Linear and Nonlinear Regression

Navigating Trends with Linear and Nonlinear Regression in Machine Learning
code
Author

Hannah Lyons

Published

October 20, 2023

Introduction

Regression, a fundamental concept in machine learning, enables us to model relationships between variables. Whether predicting house prices based on square footage or analyzing the impact of advertising spend on sales, regression plays a pivotal role in understanding and predicting patterns in data.

Data Visualization

I use the following colors in all of my blogs data visualizations

# Define specific colors (same as CSS from quarto vapor theme)
background = '#1b133a'
pink = '#ea39b8'
purple = '#6f42c1'
blue = '#32fbe2'

I will use the following plot_scatter function to create the data visualizations on this page

import matplotlib.pyplot as plt

def plot_scatter(X, X_Range, ax_plot, title):
  fig, ax = plt.subplots()
  scatter = ax.scatter(X, y, color=blue, edgecolor='black', alpha=0.6)
  ax.plot(X_Range, ax_plot, color=purple, linewidth=2)
  ax.set_title(title, color=purple)
  ax.set_xlabel('Feature', color=blue)
  ax.set_ylabel('Target', color=blue)
  ax.grid(True, linestyle='--', alpha=0.5)
  ax.tick_params(axis='x', colors=blue)
  ax.tick_params(axis='y', colors=blue)
  ax.set_facecolor(pink)
  fig.set_facecolor(background)
  plt.show()

Linear Regression

Linear regression is a straightforward method for modeling linear relationships between variables. In a simple linear regression model, the relationship is expressed as \(y=mx+b\) where \(y\) is the target variable, \(x\) is the feature, \(m\) is the slope, and \(b\) is the intercept. For multiple features, the equation becomes a linear combination.

Linear regression can be implemented effortlessly using Python’s scikit-learn library. Let’s generate a synthetic dataset and visualize the linear regression line:

import numpy as np
from sklearn.linear_model import LinearRegression

# Generate synthetic linear data
np.random.seed(42)
X = 2 * np.random.rand(100, 1)
y = 4 + 3 * X + np.random.randn(100, 1)

# Train linear regression model
linear_reg = LinearRegression()
linear_reg.fit(X, y)

# Visualize the linear regression line
ax_plot = linear_reg.predict(X)
plot_scatter(X, X, ax_plot, 'Linear Regression')

Nonlinear Regression

While linear regression is powerful, not all relationships are linear. Nonlinear regression extends the concept by accommodating more complex patterns. Polynomial regression is a common technique, where the relationship between variables is expressed as a polynomial equation.

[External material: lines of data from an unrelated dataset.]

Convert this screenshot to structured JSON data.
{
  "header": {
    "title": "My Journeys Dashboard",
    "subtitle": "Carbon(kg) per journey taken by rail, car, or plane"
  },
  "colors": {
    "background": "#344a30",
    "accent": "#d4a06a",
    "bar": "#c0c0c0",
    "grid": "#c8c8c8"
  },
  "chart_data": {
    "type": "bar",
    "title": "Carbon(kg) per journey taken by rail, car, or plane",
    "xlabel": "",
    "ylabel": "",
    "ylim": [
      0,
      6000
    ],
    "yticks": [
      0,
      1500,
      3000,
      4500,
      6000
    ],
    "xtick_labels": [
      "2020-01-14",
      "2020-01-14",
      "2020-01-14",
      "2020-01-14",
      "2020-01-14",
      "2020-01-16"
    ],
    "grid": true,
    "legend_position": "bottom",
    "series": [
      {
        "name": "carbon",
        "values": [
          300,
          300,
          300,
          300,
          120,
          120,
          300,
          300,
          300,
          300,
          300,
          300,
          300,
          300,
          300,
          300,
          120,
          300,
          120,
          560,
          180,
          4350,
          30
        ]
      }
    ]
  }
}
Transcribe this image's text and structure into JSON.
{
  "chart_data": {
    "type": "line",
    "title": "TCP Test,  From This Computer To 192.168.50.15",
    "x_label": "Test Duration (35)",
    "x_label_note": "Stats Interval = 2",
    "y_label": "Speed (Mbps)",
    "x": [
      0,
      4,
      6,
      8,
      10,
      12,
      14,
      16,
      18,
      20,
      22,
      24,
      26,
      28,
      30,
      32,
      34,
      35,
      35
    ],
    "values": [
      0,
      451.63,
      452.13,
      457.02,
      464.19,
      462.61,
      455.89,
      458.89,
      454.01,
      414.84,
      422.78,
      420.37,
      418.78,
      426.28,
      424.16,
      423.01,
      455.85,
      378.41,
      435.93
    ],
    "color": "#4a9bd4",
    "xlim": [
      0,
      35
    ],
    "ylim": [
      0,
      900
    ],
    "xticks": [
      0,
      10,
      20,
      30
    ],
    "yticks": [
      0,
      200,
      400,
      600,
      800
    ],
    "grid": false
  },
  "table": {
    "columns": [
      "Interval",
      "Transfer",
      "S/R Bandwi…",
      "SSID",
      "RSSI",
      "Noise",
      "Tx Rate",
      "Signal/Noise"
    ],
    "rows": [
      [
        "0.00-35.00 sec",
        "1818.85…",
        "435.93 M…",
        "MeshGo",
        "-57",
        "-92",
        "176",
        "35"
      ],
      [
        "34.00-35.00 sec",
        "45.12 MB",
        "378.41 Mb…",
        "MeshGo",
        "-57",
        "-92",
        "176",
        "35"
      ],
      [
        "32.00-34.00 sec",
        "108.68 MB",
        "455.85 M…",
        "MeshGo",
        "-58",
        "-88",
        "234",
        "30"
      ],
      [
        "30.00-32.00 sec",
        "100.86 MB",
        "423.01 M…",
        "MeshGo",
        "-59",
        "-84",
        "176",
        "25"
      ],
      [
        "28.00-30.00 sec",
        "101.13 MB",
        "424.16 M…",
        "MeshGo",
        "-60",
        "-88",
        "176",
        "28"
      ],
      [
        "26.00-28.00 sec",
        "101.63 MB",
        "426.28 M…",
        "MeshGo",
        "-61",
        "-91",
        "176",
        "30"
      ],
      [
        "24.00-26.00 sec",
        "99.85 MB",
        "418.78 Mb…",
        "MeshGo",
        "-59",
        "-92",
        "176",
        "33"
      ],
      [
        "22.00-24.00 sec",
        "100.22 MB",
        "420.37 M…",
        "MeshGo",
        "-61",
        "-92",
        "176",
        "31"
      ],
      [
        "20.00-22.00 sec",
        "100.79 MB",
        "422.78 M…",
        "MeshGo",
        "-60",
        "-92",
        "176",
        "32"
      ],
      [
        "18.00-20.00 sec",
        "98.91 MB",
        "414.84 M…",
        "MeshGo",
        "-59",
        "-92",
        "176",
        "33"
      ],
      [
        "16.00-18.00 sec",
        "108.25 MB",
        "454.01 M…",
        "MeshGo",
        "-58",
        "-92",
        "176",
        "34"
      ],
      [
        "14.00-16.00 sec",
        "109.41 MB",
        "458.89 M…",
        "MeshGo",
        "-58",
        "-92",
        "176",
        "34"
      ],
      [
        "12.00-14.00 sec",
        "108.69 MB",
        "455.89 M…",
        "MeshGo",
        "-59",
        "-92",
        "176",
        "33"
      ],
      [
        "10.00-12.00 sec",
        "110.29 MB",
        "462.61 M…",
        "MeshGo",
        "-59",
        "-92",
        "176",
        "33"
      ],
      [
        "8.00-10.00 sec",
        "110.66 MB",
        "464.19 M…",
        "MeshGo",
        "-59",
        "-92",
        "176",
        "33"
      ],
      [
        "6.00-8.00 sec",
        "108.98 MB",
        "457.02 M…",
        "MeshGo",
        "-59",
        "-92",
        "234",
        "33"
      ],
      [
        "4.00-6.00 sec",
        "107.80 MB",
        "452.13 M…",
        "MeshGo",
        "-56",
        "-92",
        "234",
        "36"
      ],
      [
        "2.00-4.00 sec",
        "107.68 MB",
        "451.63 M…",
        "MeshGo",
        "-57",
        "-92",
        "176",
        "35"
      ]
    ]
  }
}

Let’s use Python to implement nonlinear regression through polynomial regression. This time, we’ll generate a synthetic dataset with a nonlinear relationship:

from sklearn.preprocessing import PolynomialFeatures
from sklearn.linear_model import LinearRegression
from sklearn.pipeline import make_pipeline

# Generate synthetic nonlinear data
np.random.seed(42)
X = 6 * np.random.rand(100, 1) - 3
y = 0.5 * X**2 + X + 2 + np.random.randn(100, 1)

# Train nonlinear regression model (polynomial regression)
degree = 2
poly_reg = make_pipeline(PolynomialFeatures(degree), LinearRegression())
poly_reg.fit(X, y)

# Visualize the nonlinear regression curve
X_range = np.linspace(-3, 3, 100).reshape(-1, 1)
ax_plot =  poly_reg.predict(X_range)
plot_scatter(X, X_range, ax_plot, 'Nonlinear Regression (Polynomial)')

The power of regression becomes evident when we visualize the results. Scatter plots with regression lines or curves help us understand how well the model captures the underlying patterns in the data.

In conclusion, linear and nonlinear regression are indispensable tools in the machine learning toolbox. While linear regression is effective for simple relationships, nonlinear regression allows us to model more complex patterns. The ability to implement these techniques with Python makes them accessible and applicable to a wide range of real-world scenarios.